This is changingtime. I originally started to diarize my attempt to overcome codeine addiction a couple years ago. I stopped writing. I was not successful. And here I am again. As a quick background, I have suffered from chronic daily headaches for about 21 years. I had a doctor who wrote me Tylenol #3 prescriptions. I got dependent and addicted. He retired. I heard about Tylenol #1 over the counter. In Alberta, Canada, you do not need a prescription. I started these and was never able to get off for 14 years.
In the past, I have gone to AADAC and to my doctor and was not able to receive help. I have known for years this is a problem. I told myself I'd rather live a functional life until liver failure at age 60 than live the majority of my life in bed. Why shouldn't I be ale to make that choice?
When I began taking these, you asked the pharmacist and you got them. In 2007, things changed. The sales were still over the counter, but had to be recorded. More recently, we have a province-wide health system where a pharmacy can look at your profile to see the frequency you take them.
The daily struggle was there. I was taking up to 100 pills in one day. At least 2-5 times per week, I had to go to a pharmacy and hope I could get my pills. I kept a calendar of which pharmacy I went to which dates, and which name I used. I couldn't revisit any pharmacy more than once per month. It was exhausting the time and effort going into it.
Which bring me to today. Because you are only allowed 12 pills per day, I was running into trouble getting my pills. I used my husbands name, and my sisters name as well because I easily knew and was able to provide their information.
On this past weekend, a pharmacy called my sister to tell her that her prescription for tylenol #1 was ready. I thought this odd as it's not a prescription and hoped it would go away. She called the police fearing her identity was being stolen. They were going to get video surveillance from the pharmacy. I had to confess. The gig was definitely up.
I had to have the conversation with my mother that I am an addict.
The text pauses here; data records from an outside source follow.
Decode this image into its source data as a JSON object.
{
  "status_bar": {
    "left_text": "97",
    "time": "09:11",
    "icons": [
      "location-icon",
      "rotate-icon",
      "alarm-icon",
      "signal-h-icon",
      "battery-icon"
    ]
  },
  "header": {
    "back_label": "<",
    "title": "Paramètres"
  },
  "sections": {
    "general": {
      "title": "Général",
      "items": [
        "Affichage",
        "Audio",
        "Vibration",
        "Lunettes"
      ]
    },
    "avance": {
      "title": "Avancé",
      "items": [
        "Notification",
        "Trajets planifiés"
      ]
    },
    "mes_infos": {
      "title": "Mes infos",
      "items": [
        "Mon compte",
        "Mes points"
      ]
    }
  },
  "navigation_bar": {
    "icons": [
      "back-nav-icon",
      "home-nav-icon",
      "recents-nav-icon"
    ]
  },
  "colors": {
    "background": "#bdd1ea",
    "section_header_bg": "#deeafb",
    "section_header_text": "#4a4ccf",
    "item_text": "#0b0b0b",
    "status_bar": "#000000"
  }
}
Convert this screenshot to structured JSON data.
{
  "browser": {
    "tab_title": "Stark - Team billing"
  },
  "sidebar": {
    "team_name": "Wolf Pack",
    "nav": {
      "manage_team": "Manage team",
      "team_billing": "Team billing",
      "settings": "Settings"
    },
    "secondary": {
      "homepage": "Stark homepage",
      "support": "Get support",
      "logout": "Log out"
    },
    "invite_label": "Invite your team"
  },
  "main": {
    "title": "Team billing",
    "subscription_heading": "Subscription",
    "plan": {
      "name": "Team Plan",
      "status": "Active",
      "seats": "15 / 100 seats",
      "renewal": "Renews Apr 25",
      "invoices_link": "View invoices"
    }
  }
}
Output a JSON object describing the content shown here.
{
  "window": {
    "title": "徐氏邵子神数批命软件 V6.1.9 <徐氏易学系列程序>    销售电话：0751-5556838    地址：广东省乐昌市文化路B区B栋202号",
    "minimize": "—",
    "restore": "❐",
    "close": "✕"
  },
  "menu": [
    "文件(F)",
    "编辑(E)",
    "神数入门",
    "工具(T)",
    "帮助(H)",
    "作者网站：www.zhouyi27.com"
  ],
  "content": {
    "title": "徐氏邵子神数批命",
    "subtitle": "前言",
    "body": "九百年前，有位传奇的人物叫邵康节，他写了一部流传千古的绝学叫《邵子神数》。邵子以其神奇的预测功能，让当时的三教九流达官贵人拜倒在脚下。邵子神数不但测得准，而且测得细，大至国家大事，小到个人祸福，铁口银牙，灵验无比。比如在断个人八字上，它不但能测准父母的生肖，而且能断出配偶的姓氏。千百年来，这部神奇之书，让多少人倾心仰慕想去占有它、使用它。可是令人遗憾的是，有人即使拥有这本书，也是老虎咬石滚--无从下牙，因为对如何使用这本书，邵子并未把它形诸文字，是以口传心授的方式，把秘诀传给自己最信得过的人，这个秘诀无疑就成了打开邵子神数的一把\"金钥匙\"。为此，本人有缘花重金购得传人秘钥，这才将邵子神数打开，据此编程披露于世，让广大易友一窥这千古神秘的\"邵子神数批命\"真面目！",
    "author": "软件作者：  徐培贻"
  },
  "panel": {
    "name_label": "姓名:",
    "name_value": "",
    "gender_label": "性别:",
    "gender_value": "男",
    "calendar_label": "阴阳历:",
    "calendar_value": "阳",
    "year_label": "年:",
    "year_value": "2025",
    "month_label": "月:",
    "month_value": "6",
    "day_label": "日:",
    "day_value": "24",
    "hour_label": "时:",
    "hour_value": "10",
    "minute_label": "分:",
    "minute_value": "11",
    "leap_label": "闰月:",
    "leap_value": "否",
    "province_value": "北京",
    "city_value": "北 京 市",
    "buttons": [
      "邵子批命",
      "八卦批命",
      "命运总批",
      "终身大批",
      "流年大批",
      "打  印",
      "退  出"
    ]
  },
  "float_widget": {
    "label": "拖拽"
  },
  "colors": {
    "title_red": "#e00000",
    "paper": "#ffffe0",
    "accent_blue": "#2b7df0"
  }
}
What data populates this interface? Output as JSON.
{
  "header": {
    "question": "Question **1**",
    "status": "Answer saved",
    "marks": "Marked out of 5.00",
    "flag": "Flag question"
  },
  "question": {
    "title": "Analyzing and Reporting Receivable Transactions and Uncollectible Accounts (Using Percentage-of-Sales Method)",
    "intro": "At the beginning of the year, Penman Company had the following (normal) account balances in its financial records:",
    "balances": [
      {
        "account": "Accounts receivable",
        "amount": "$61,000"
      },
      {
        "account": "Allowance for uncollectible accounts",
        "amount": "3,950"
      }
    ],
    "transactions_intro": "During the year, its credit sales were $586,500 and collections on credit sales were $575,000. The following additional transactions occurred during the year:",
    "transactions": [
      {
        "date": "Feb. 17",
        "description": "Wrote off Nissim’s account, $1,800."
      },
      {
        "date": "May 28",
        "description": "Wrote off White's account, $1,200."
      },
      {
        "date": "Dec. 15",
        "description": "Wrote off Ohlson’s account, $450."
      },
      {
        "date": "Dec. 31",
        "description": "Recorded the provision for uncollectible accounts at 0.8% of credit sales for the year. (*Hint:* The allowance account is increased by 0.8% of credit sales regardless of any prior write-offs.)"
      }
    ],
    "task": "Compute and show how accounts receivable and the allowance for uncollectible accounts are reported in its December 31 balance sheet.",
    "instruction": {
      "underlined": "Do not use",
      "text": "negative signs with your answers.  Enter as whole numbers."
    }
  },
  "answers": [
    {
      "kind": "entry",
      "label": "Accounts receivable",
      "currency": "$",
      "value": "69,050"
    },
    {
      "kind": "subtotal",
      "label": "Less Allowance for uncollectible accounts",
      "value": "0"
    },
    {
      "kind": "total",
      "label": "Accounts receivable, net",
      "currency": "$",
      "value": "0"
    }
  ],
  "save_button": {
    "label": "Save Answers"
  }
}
I had to have it with my husband. At first I felt it was the system that was wrong. The system got me hooked on codeine. The system changed and made it harder to get my pills. The system made a mistake in alerting my sister. But did the system really fail? No... I am the failure.
So the day my sister found out changed it all. I limited my pills that day and decided to give quitting a try. My Mom would help with counselling, rehab, whatever. My sister has threatened to have me criminally charged with personation if I do not go to treatment within 2 weeks. It needs to end.
Sunday was the next day. I usually would take 27 pills in the morning before leaving the house. I took 7. Later, I took another 7. Around dinner time my head started to really hurt. I disappointed myself in taking another 9, but knew I wouldn't be functioning for work on Monday if I didn't.
Monday I survived my day with about 5 Aleve and 2 Advil Migraine. And that brings me to today, Tuesday, which has been clean so far.
So, how am a I feeling? Surprisingly well. The first two days and nights I was very sweaty. I had a hard time sleeping the first 2 nights. I have had diarrhea quite regularly, and have no appetite to speak of. I am forcing myself to eat. Other than that, I am amazed. Why didn't I try this sooner? For so many years I have lived in the fear of my headached and thought I was managing them with codeine. I am still terrified of my first bad headache or migraine without the pills. But I now know I may survive. Currently, I am looking into trying to find some type of outpatient rehab to help me.
I am terrified of getting a criminal record, but I did this to myself. I am terrified of day 3, 4 and the rest. But my advice to all of you is you can do this. And it may just be easier than you thought.